HIGH SCHOOL BASKETBALL
Kalaheo, Mililani in the driver’s seat
The wins, the seedings, even the empty calories of a Top 10 ranking go out the door once the playoffs begin.
That's why, even as parity blankets Division I and II hoops in the Oahu Interscholastic Association, there are more pressing issues for nearly every coach.
Academic eligibility. Injuries. Illness. In the OIA Red Conference, finishing in first or second place guarantees an opening-round bye and nothing more. Right now, Kalaheo is in the driver's seat on the East side.
While Kalaheo finds ways to win when its engine isn't running on all cylinders, it is a plus for momentum. Tyler Caswell's dominance on the boards was key to two of Kalaheo's East Division wins this week. Then Cliffton Pires stepped up with a strong all-around effort as the Mustangs held back a furious Kailua rally for a win on Saturday.
Kalaheo's West counterpart, Mililani, has escaped with its share of comeback wins, as well. The Trojans rallied from deficits of 12 and 10 points to pull through with wins and improve to 10-0. Seeding will help, but it's clear that some late-blossoming teams are ready to make a postseason run.
One of Mililani's close-call victories came against Waianae, which shot the lights out before fading in the final quarter against the deeper Trojans. Waianae has four quality scorers, led by 6-foot-1 perimeter gunner Ramsey Beers.
Another dangerous sleeper could be Kahuku, which had Moanalua on the ropes Saturday night. Jray Galeai, a transfer from Timpview High School in Provo, Utah, has brought balance to a Red Raiders squad that is big inside and young in the backcourt. The emergence of Irwin Ah-Hoy as a long-range threat, along with Galeai and Jack Damuni, complements center Willie Ching (6-5) and backup Patrick Au (6-8, 320 pounds).
The two teams could be as low as sixth seeds in their respective divisions, which would give third-place finishers a couple of seriously difficult draws.
Kalaheo coach Chico Furtado has seen Kahuku up close and wonders which Red Raiders team will show up.
"They're kind of confusing.
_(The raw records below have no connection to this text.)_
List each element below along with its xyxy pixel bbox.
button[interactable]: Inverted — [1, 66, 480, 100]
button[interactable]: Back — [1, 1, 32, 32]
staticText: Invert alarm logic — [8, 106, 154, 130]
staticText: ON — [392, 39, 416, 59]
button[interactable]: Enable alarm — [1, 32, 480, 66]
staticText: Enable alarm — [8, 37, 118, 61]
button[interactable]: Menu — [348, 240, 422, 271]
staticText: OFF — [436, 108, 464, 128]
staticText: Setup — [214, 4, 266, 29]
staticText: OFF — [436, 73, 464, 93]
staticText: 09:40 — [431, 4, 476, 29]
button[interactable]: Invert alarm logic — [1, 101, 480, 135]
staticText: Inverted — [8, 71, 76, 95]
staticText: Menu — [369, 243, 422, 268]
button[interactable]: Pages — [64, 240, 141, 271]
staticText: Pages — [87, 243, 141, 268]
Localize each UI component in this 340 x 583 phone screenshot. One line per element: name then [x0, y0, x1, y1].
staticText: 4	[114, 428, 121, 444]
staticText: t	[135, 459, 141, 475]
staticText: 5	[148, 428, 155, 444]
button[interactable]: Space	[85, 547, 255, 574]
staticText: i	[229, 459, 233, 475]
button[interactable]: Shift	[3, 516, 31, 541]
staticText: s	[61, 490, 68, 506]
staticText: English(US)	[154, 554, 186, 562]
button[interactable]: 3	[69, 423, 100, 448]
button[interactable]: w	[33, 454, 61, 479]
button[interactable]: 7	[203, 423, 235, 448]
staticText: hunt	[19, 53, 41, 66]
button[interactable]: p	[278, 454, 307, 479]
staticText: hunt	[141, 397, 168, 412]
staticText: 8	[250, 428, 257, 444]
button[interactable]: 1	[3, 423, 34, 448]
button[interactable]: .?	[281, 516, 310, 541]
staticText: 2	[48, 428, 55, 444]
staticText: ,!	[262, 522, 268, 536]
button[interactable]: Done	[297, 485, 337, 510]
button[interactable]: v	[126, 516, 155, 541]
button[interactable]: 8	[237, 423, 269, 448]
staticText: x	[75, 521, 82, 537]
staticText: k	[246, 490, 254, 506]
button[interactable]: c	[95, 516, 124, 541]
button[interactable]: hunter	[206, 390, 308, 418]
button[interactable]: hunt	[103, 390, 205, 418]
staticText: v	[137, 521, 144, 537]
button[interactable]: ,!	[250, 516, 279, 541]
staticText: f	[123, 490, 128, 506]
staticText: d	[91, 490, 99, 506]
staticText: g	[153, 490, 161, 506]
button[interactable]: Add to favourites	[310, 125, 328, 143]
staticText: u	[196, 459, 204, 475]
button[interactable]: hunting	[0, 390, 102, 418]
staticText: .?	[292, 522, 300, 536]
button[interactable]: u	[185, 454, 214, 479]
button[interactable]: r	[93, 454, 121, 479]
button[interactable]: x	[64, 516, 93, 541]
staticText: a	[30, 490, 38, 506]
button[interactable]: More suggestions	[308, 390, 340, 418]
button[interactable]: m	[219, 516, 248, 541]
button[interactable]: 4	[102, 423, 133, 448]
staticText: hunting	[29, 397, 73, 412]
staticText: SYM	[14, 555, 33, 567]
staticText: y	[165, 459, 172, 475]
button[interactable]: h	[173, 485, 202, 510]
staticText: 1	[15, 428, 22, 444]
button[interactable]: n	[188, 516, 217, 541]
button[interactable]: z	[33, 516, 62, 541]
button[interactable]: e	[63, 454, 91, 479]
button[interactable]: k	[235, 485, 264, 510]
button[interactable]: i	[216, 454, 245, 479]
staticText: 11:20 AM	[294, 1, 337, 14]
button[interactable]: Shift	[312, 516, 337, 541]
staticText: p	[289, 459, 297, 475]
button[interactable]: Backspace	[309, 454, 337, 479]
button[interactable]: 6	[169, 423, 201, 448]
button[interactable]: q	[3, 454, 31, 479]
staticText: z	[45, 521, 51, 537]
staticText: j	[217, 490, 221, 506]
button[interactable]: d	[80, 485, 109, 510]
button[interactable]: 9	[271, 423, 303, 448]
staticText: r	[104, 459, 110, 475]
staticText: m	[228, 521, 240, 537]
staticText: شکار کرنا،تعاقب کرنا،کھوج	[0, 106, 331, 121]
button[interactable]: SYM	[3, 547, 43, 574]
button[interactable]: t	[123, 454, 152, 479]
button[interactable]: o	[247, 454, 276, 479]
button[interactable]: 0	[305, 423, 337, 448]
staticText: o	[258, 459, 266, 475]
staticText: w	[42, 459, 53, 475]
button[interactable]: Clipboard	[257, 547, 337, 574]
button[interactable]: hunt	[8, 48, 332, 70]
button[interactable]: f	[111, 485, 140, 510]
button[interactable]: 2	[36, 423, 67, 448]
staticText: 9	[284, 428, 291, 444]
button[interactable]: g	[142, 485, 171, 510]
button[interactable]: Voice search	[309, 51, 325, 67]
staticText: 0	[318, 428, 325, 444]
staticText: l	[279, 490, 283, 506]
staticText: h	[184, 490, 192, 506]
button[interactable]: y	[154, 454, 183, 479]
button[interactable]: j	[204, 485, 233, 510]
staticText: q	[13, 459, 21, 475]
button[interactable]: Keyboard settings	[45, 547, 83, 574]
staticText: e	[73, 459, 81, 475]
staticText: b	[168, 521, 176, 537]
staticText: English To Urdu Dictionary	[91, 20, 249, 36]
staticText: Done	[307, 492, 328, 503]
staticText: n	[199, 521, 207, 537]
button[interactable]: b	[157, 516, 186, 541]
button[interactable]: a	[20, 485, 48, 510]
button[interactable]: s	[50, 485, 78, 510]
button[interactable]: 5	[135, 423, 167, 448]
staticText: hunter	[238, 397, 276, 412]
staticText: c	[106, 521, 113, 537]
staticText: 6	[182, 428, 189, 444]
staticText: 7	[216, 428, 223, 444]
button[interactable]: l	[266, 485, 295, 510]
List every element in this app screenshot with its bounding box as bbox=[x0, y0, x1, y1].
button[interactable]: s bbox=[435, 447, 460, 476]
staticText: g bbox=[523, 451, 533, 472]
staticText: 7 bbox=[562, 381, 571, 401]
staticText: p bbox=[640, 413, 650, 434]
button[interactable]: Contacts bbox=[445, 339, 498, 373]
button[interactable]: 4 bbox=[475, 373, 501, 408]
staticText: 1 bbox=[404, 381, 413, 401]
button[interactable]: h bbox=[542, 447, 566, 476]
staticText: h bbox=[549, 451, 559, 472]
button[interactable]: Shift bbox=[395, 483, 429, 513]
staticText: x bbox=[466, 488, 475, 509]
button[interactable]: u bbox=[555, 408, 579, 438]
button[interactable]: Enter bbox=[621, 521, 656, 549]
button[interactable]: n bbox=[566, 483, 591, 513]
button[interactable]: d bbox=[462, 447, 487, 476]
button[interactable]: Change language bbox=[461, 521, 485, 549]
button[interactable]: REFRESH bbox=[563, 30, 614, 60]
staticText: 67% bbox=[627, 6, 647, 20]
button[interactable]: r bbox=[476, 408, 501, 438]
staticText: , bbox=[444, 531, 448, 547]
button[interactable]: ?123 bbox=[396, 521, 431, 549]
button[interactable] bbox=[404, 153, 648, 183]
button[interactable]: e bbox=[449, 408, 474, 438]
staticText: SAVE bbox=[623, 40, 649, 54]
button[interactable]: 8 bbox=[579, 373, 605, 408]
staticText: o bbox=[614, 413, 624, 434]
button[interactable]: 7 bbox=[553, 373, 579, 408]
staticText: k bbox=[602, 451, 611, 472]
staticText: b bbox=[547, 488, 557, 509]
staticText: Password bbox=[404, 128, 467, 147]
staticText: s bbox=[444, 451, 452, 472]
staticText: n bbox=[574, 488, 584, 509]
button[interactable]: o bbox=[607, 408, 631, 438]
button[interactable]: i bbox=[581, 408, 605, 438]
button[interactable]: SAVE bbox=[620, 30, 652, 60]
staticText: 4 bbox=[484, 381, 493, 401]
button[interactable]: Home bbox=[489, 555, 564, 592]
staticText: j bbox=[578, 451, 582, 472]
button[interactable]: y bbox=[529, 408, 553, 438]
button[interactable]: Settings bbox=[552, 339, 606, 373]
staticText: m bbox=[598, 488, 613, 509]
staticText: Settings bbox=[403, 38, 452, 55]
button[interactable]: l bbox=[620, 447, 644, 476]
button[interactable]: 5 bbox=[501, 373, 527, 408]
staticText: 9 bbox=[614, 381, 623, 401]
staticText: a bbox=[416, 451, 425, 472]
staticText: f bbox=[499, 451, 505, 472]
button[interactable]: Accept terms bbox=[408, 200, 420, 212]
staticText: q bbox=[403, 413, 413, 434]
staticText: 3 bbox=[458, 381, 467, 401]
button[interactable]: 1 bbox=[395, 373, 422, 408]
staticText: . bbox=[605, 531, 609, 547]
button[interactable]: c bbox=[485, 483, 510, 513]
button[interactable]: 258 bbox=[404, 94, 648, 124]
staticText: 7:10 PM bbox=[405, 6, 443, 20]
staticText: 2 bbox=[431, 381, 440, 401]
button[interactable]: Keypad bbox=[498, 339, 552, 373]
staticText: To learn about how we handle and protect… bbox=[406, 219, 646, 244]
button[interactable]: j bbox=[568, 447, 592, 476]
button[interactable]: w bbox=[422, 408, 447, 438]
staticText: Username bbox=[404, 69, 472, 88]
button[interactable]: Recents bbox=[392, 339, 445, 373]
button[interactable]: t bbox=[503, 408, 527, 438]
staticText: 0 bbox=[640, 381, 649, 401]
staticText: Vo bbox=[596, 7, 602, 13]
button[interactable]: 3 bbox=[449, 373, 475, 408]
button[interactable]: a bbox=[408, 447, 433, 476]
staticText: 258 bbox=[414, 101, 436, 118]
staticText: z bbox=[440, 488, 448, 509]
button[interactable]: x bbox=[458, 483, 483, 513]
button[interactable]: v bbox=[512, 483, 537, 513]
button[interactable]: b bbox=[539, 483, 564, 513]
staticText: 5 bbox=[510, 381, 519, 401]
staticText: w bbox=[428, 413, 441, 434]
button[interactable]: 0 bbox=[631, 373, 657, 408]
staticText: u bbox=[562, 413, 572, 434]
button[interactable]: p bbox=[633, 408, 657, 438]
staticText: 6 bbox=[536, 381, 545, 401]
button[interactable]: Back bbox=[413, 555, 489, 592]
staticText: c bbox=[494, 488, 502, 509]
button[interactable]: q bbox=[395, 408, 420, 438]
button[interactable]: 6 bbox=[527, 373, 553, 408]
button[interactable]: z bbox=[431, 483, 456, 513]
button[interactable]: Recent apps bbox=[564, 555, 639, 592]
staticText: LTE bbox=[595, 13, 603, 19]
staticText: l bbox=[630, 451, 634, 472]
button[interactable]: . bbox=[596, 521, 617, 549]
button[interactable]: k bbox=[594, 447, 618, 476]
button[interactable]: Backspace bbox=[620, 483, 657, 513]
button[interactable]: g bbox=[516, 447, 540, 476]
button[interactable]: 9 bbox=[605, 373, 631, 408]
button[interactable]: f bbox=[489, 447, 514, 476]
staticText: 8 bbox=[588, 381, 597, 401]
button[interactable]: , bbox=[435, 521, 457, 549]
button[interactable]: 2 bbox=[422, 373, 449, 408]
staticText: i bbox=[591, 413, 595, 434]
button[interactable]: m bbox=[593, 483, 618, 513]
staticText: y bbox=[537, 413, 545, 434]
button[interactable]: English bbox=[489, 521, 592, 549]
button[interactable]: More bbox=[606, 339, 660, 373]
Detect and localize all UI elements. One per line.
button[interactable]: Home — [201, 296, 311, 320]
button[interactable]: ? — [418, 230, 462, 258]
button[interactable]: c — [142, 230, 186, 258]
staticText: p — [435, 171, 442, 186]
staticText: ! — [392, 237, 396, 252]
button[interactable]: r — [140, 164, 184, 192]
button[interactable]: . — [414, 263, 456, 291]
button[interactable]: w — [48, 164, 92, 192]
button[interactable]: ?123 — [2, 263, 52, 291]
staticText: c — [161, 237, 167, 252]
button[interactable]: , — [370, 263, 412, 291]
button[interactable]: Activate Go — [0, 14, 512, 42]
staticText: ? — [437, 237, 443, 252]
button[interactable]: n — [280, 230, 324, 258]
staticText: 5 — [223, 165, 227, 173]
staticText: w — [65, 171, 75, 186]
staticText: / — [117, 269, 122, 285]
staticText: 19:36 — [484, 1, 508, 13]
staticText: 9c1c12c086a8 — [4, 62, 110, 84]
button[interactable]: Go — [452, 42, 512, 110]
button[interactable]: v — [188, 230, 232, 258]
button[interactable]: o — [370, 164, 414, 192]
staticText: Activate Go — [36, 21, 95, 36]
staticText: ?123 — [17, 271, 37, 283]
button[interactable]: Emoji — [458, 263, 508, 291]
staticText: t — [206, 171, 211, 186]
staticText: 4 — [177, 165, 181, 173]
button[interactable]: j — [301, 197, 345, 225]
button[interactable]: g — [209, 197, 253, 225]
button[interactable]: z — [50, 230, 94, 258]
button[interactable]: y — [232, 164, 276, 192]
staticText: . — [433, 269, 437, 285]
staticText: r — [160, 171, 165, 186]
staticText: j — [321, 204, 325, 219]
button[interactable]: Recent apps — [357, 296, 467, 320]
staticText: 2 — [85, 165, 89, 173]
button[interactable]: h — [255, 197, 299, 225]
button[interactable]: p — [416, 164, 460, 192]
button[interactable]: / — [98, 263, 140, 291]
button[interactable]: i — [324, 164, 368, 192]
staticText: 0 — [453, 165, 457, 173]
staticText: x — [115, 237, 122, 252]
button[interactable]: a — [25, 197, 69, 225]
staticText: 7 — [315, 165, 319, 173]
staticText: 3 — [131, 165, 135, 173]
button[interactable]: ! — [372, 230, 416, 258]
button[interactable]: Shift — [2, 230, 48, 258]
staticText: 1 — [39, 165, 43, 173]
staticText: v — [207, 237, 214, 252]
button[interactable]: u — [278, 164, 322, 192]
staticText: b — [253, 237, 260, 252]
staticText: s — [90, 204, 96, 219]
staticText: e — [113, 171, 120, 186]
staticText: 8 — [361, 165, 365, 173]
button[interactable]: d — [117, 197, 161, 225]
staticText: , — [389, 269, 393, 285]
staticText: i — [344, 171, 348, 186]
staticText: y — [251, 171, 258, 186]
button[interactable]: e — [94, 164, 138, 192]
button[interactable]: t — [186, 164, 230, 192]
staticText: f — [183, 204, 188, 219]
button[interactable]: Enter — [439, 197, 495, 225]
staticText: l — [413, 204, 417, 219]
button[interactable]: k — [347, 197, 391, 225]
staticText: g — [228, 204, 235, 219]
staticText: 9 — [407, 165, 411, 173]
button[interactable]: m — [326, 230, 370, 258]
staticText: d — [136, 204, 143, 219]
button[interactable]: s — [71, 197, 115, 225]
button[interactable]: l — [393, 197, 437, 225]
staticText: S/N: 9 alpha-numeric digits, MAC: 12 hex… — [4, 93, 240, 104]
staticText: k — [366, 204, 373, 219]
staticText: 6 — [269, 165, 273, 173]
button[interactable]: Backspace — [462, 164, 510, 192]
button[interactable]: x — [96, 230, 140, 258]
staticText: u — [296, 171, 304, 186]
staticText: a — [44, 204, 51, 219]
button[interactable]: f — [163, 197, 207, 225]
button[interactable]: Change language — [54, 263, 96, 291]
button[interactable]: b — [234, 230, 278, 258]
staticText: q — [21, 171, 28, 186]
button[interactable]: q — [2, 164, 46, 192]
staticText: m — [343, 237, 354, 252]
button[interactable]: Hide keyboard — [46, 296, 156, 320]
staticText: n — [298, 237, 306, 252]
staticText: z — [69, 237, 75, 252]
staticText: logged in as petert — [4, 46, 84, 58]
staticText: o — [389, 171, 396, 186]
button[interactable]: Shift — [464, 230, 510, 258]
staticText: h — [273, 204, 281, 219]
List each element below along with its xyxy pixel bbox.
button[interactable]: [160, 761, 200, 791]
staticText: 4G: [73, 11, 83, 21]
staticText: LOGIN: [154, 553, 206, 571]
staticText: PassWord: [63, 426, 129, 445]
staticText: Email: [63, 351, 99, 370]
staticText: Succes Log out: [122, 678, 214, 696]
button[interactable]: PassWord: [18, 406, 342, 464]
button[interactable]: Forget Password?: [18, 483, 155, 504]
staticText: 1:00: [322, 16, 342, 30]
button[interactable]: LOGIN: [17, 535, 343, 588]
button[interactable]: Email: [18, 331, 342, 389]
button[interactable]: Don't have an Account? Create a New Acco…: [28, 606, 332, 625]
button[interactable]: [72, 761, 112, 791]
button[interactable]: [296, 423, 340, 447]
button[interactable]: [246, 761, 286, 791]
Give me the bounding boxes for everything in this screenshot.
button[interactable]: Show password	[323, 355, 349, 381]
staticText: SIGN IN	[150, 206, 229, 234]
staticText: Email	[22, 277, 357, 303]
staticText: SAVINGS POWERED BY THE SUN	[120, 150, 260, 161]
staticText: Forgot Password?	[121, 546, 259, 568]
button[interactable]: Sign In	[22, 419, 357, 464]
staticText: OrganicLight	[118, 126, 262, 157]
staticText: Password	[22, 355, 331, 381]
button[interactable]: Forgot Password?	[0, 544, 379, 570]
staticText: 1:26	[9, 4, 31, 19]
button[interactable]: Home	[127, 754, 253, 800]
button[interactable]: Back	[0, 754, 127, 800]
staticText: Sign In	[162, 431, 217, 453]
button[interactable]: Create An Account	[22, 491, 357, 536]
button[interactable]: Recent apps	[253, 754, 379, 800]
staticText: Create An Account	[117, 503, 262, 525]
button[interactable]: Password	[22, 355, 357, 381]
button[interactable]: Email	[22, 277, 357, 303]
They gave Moanalua a hard time, but they lost to Kailua just two nights earlier," he said. "The more interesting question is the fight for 2, 3 and 4 on our side."
Moanalua (7-3), Kailua (6-4) and Kaimuki (6-4) are in a battle for second place and a first-round bye.
Playbook on padlock: At least one coach said that he held his team back when it came to certain defensive schemes during a game in the past week. The reason?
His team's game was televised on OC 16.
"We would've done more stuff, but not when we're on TV," one coach said.
In fact, the fantastic number of games being televised is a boon for fans across the state. Coaches who don't get to see other leagues, even on Oahu, are getting a benefit, too. Some are scouting potential state-tournament opponents. At least one is putting his viewing experience to the ballot.
Because of the broadcasts, the coach elected to vote in today's Star-Bulletin Top 10 for the first time this season because he finally got a chance to see Interscholastic League of Honolulu games.
It was an historic week for both the ILH and OC 16, the first time regular-season basketball games in the league have been televised by Oahu's only high-school sports TV broadcaster.